# Uncontested Divorce but she won't sign the Papers.



## FrustratedInSK (Dec 20, 2010)

Hi all, I'm new here and was after some advice is anyone can help?
I am currently in Saskatoon, Saskatchewan, Canada.

Around February 2009 my spouse decided she didn't want to be with me anymore after 7 years of marriage. I was devastated but she made it clear.

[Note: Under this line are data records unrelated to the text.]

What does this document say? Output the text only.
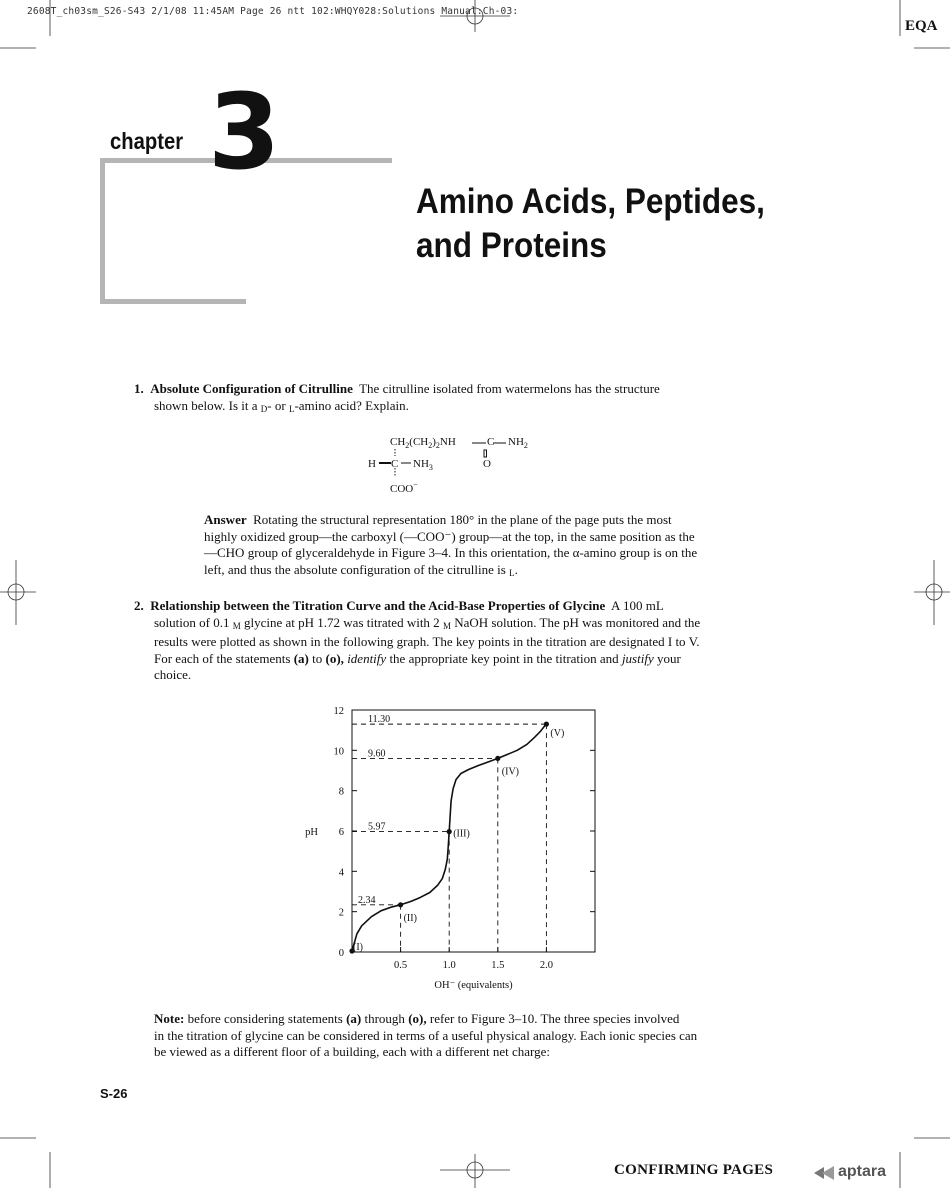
2608T_ch03sm_S26-S43 2/1/08 11:45AM Page 26 ntt 102:WHQY028:Solutions Manual:Ch-03:
EQA
chapter 3
Amino Acids, Peptides,
and Proteins
1. Absolute Configuration of Citrulline The citrulline isolated from watermelons has the structure
shown below. Is it a D- or L-amino acid? Explain.
$CH_2(CH_2)_2NH$	C $NH_2$
H C $NH_3$	O
COO−
Answer Rotating the structural representation 180° in the plane of the page puts the most
highly oxidized group—the carboxyl (—COO⁻) group—at the top, in the same position as the
—CHO group of glyceraldehyde in Figure 3–4. In this orientation, the α-amino group is on the
left, and thus the absolute configuration of the citrulline is L.
2. Relationship between the Titration Curve and the Acid-Base Properties of Glycine A 100 mL
solution of 0.1 M glycine at pH 1.72 was titrated with 2 M NaOH solution. The pH was monitored and the
results were plotted as shown in the following graph. The key points in the titration are designated I to V.
For each of the statements (a) to (o), identify the appropriate key point in the titration and justify your
choice.
0
2
4
6
8
10
12
0.5	1.0	1.5	2.0
OH⁻ (equivalents)
pH
11.30
9.60
5.97
2.34
(I)
(II)
(III)
(IV)
(V)
Note: before considering statements (a) through (o), refer to Figure 3–10. The three species involved
in the titration of glycine can be considered in terms of a useful physical analogy. Each ionic species can
be viewed as a different floor of a building, each with a different net charge:
S-26
CONFIRMING PAGES	aptara
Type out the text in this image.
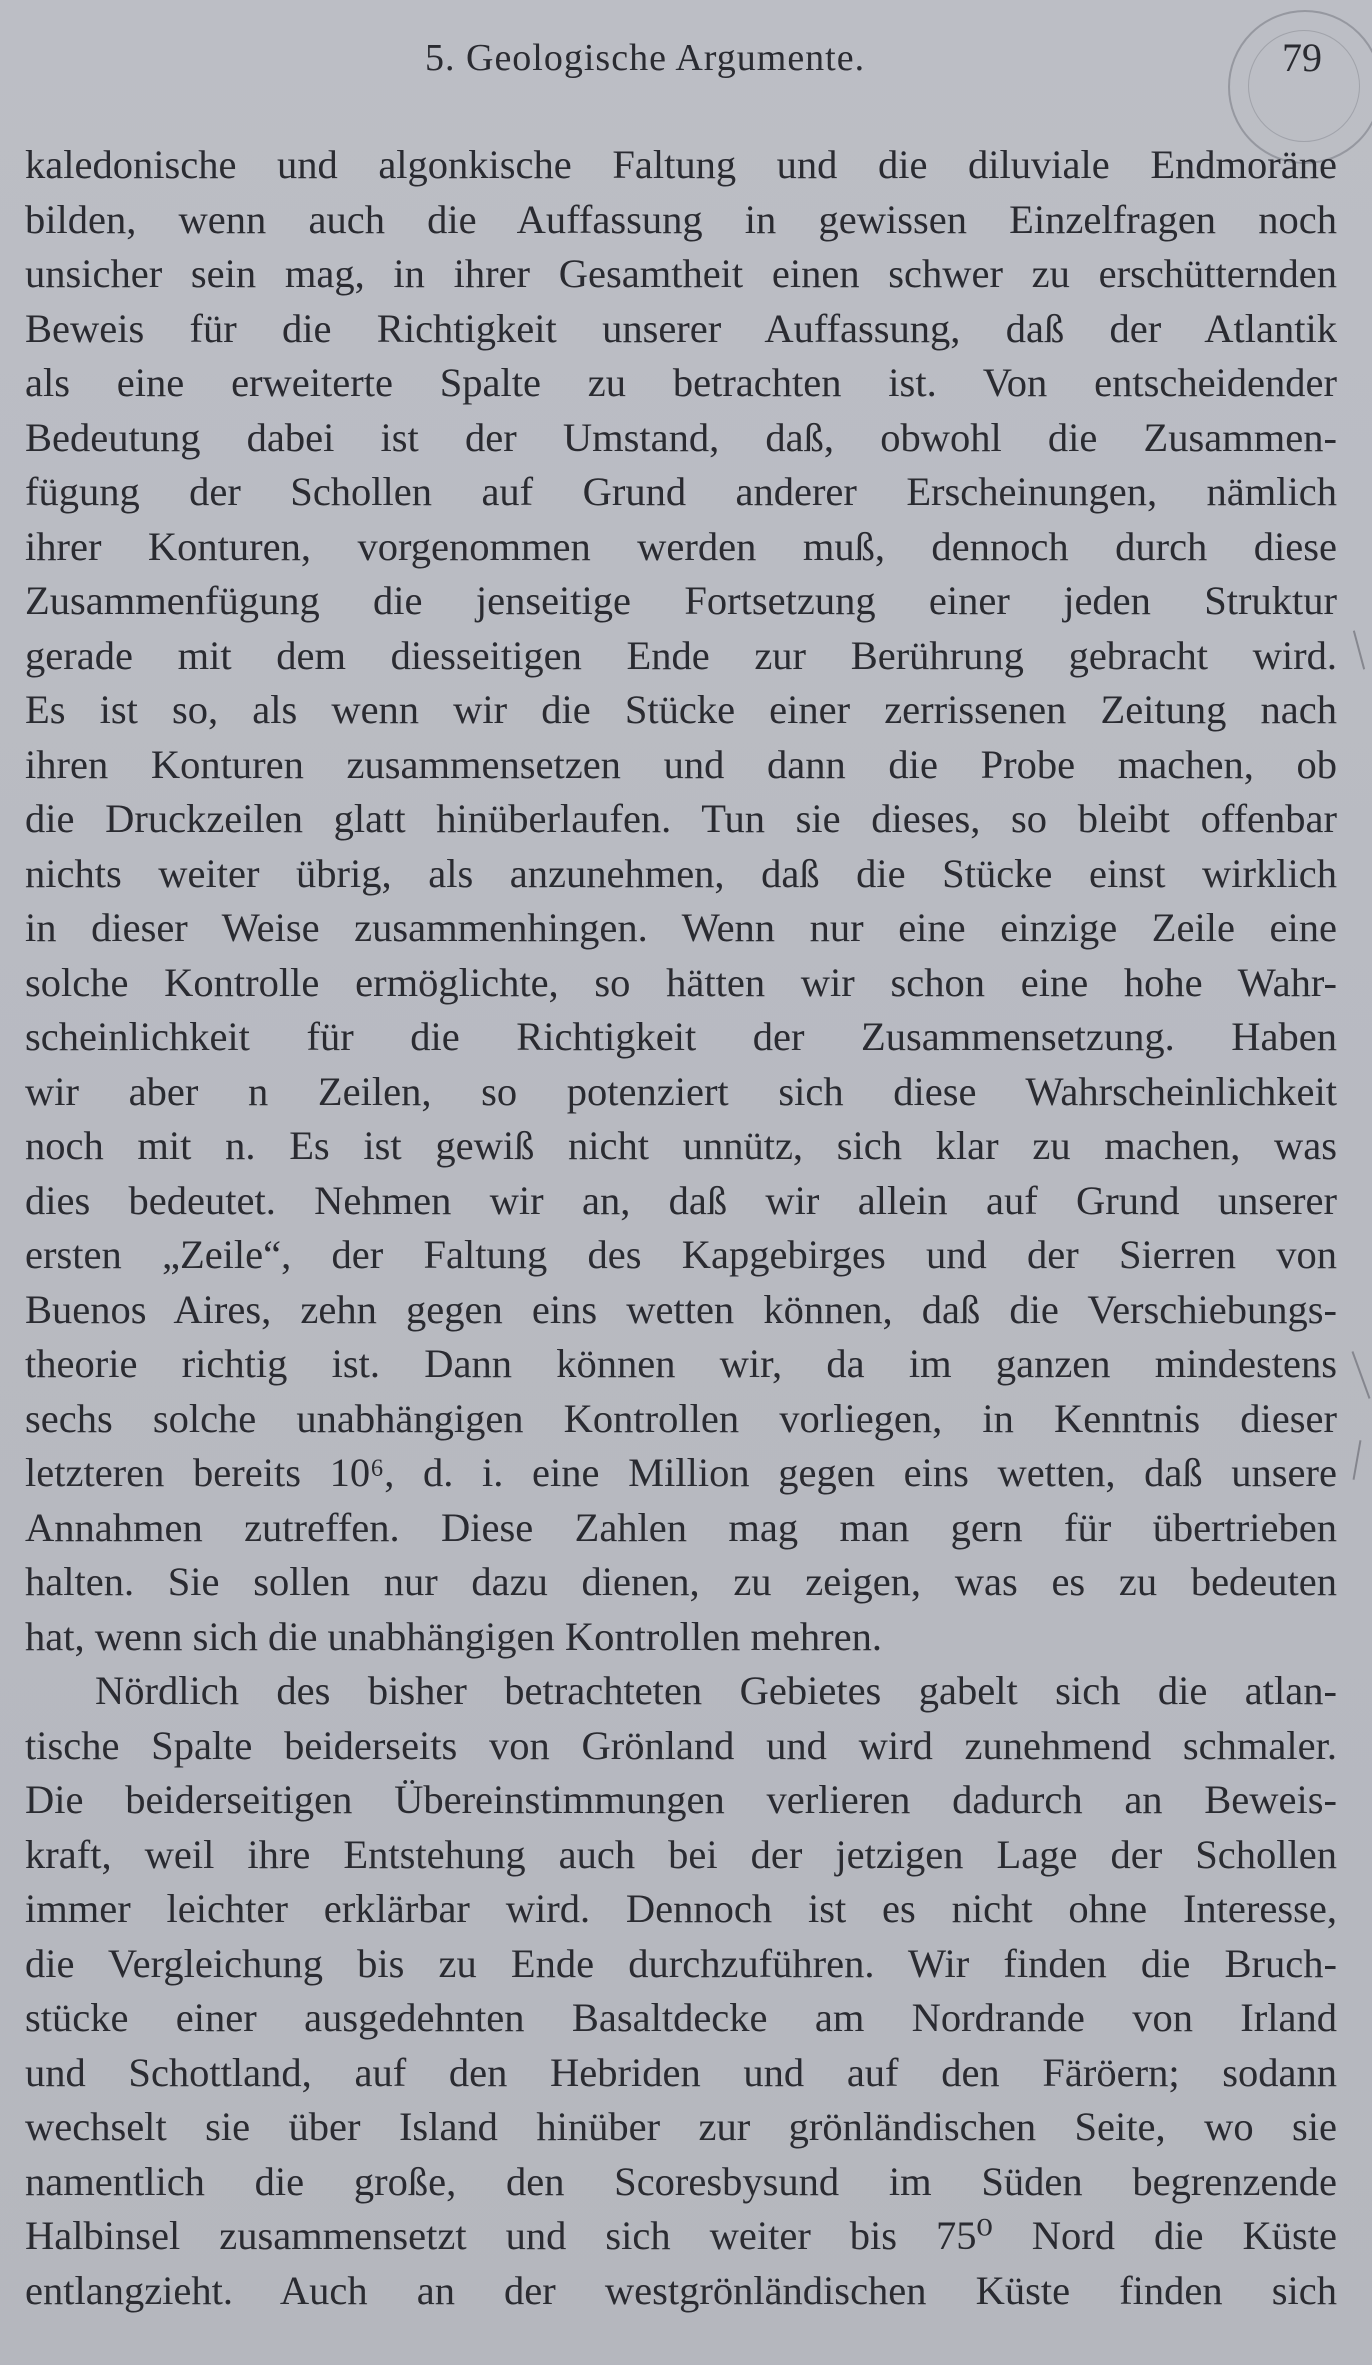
5. Geologische Argumente.	79
kaledonische und algonkische Faltung und die diluviale Endmoräne
bilden, wenn auch die Auffassung in gewissen Einzelfragen noch
unsicher sein mag, in ihrer Gesamtheit einen schwer zu erschütternden
Beweis für die Richtigkeit unserer Auffassung, daß der Atlantik
als eine erweiterte Spalte zu betrachten ist. Von entscheidender
Bedeutung dabei ist der Umstand, daß, obwohl die Zusammen-
fügung der Schollen auf Grund anderer Erscheinungen, nämlich
ihrer Konturen, vorgenommen werden muß, dennoch durch diese
Zusammenfügung die jenseitige Fortsetzung einer jeden Struktur
gerade mit dem diesseitigen Ende zur Berührung gebracht wird.
Es ist so, als wenn wir die Stücke einer zerrissenen Zeitung nach
ihren Konturen zusammensetzen und dann die Probe machen, ob
die Druckzeilen glatt hinüberlaufen. Tun sie dieses, so bleibt offenbar
nichts weiter übrig, als anzunehmen, daß die Stücke einst wirklich
in dieser Weise zusammenhingen. Wenn nur eine einzige Zeile eine
solche Kontrolle ermöglichte, so hätten wir schon eine hohe Wahr-
scheinlichkeit für die Richtigkeit der Zusammensetzung. Haben
wir aber n Zeilen, so potenziert sich diese Wahrscheinlichkeit
noch mit n. Es ist gewiß nicht unnütz, sich klar zu machen, was
dies bedeutet. Nehmen wir an, daß wir allein auf Grund unserer
ersten „Zeile“, der Faltung des Kapgebirges und der Sierren von
Buenos Aires, zehn gegen eins wetten können, daß die Verschiebungs-
theorie richtig ist. Dann können wir, da im ganzen mindestens
sechs solche unabhängigen Kontrollen vorliegen, in Kenntnis dieser
letzteren bereits 10⁶, d. i. eine Million gegen eins wetten, daß unsere
Annahmen zutreffen. Diese Zahlen mag man gern für übertrieben
halten. Sie sollen nur dazu dienen, zu zeigen, was es zu bedeuten
hat, wenn sich die unabhängigen Kontrollen mehren.
Nördlich des bisher betrachteten Gebietes gabelt sich die atlan-
tische Spalte beiderseits von Grönland und wird zunehmend schmaler.
Die beiderseitigen Übereinstimmungen verlieren dadurch an Beweis-
kraft, weil ihre Entstehung auch bei der jetzigen Lage der Schollen
immer leichter erklärbar wird. Dennoch ist es nicht ohne Interesse,
die Vergleichung bis zu Ende durchzuführen. Wir finden die Bruch-
stücke einer ausgedehnten Basaltdecke am Nordrande von Irland
und Schottland, auf den Hebriden und auf den Färöern; sodann
wechselt sie über Island hinüber zur grönländischen Seite, wo sie
namentlich die große, den Scoresbysund im Süden begrenzende
Halbinsel zusammensetzt und sich weiter bis 75⁰ Nord die Küste
entlangzieht. Auch an der westgrönländischen Küste finden sich
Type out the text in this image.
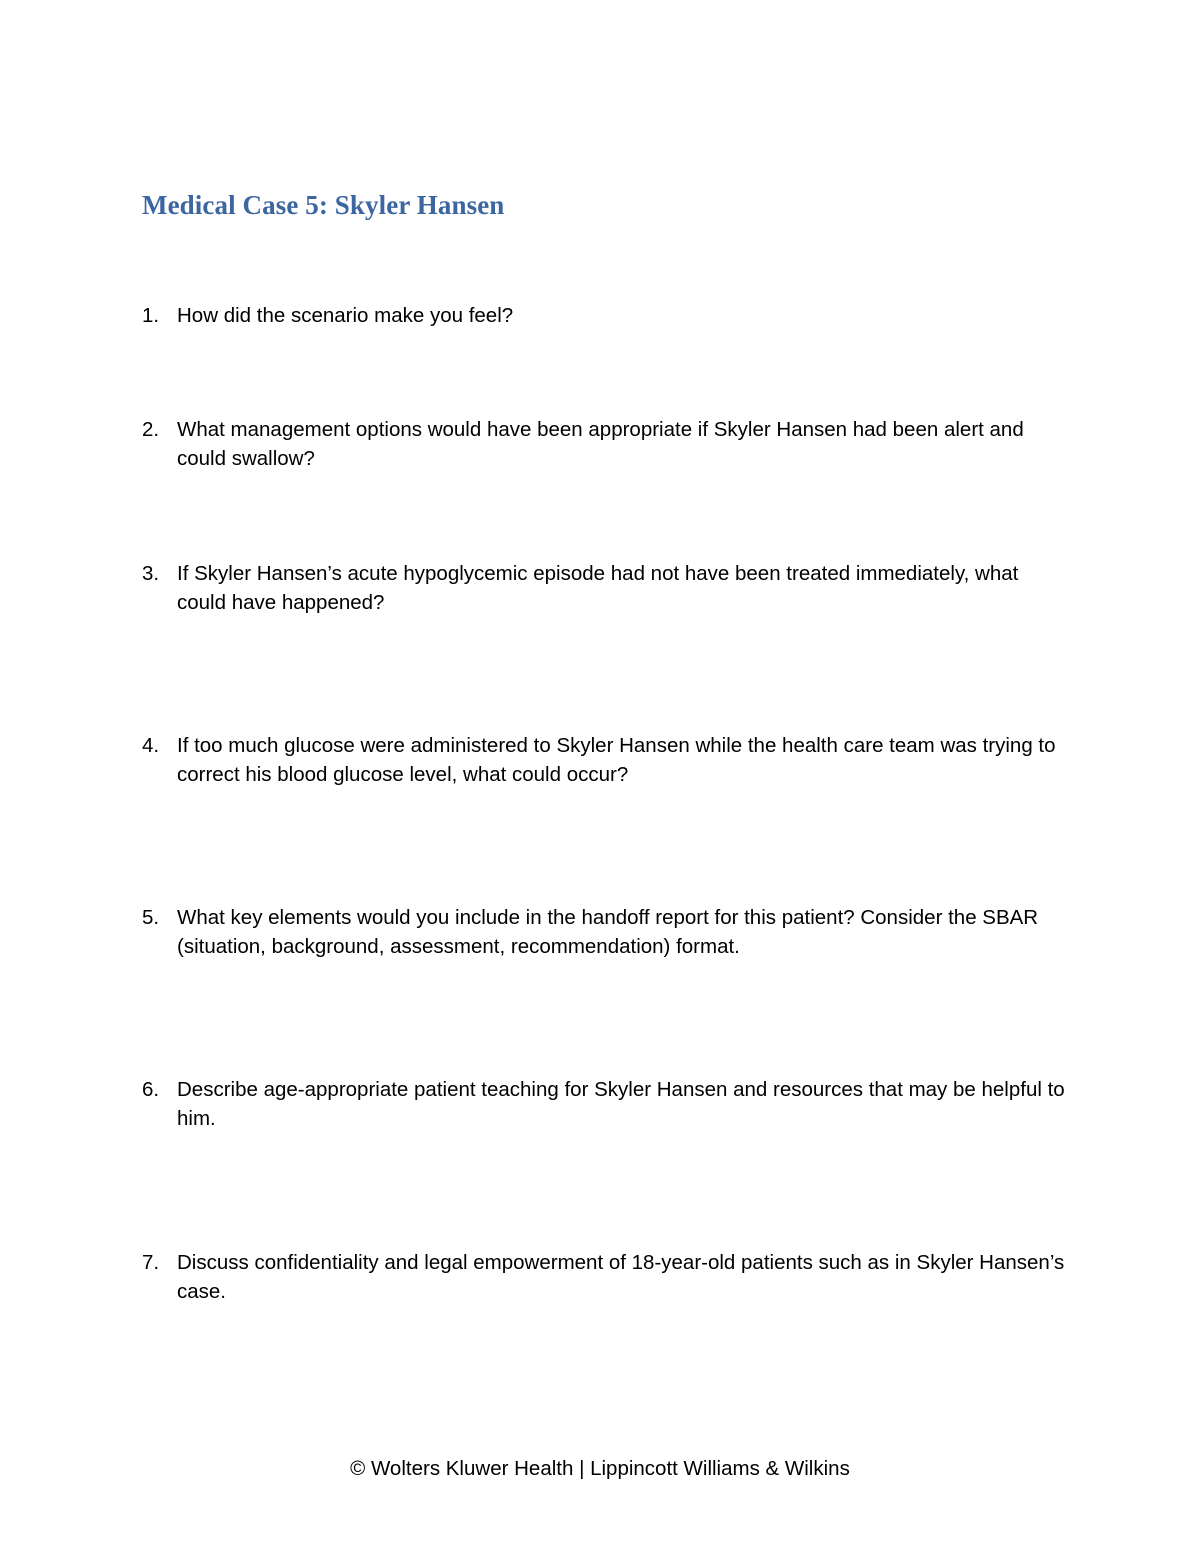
Medical Case 5: Skyler Hansen
1. How did the scenario make you feel?
2. What management options would have been appropriate if Skyler Hansen had been alert and could swallow?
3. If Skyler Hansen’s acute hypoglycemic episode had not have been treated immediately, what could have happened?
4. If too much glucose were administered to Skyler Hansen while the health care team was trying to correct his blood glucose level, what could occur?
5. What key elements would you include in the handoff report for this patient? Consider the SBAR (situation, background, assessment, recommendation) format.
6. Describe age-appropriate patient teaching for Skyler Hansen and resources that may be helpful to him.
7. Discuss confidentiality and legal empowerment of 18-year-old patients such as in Skyler Hansen’s case.
© Wolters Kluwer Health | Lippincott Williams & Wilkins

There was/is no-one else involved, she just wanted to move on.
We legally separated July 2009 (we agreed and signed our legal separation documents), and I moved out at the start of October 2009. We agreed to proceed with an uncontested divorce after 1 year of separation.

I have recently completed the Uncontested Divorce documents and took them round to her house for review and signature.
She said she needed time to review them so I left them at her house.

Now, everytime I call to see whether she has signed them, she hasn't and is coming up with vague excuses (it's near Christmas, I am busy at work, I don't have time, etc) not to sign them.

What do I do now?

I don't want to have the expense of a full blown divorce, we agreed to the uncontested divorce to keep costs down.
I just want to her to sign the uncontested divorce papers, file them, and move on with my life. It is like she is "holding me to ransom" by not signing them and is using this to hold some power over me.

Can I have her served with uncontested divorce papers, or can I only serve contested divorce papers?
Is there any other way I get get her to sign the papers?

Sorry if these are silly questions, but I haven't been in this situation before.

Many thanks for any help.... it is all starting to get very stressful and frustrating.


----------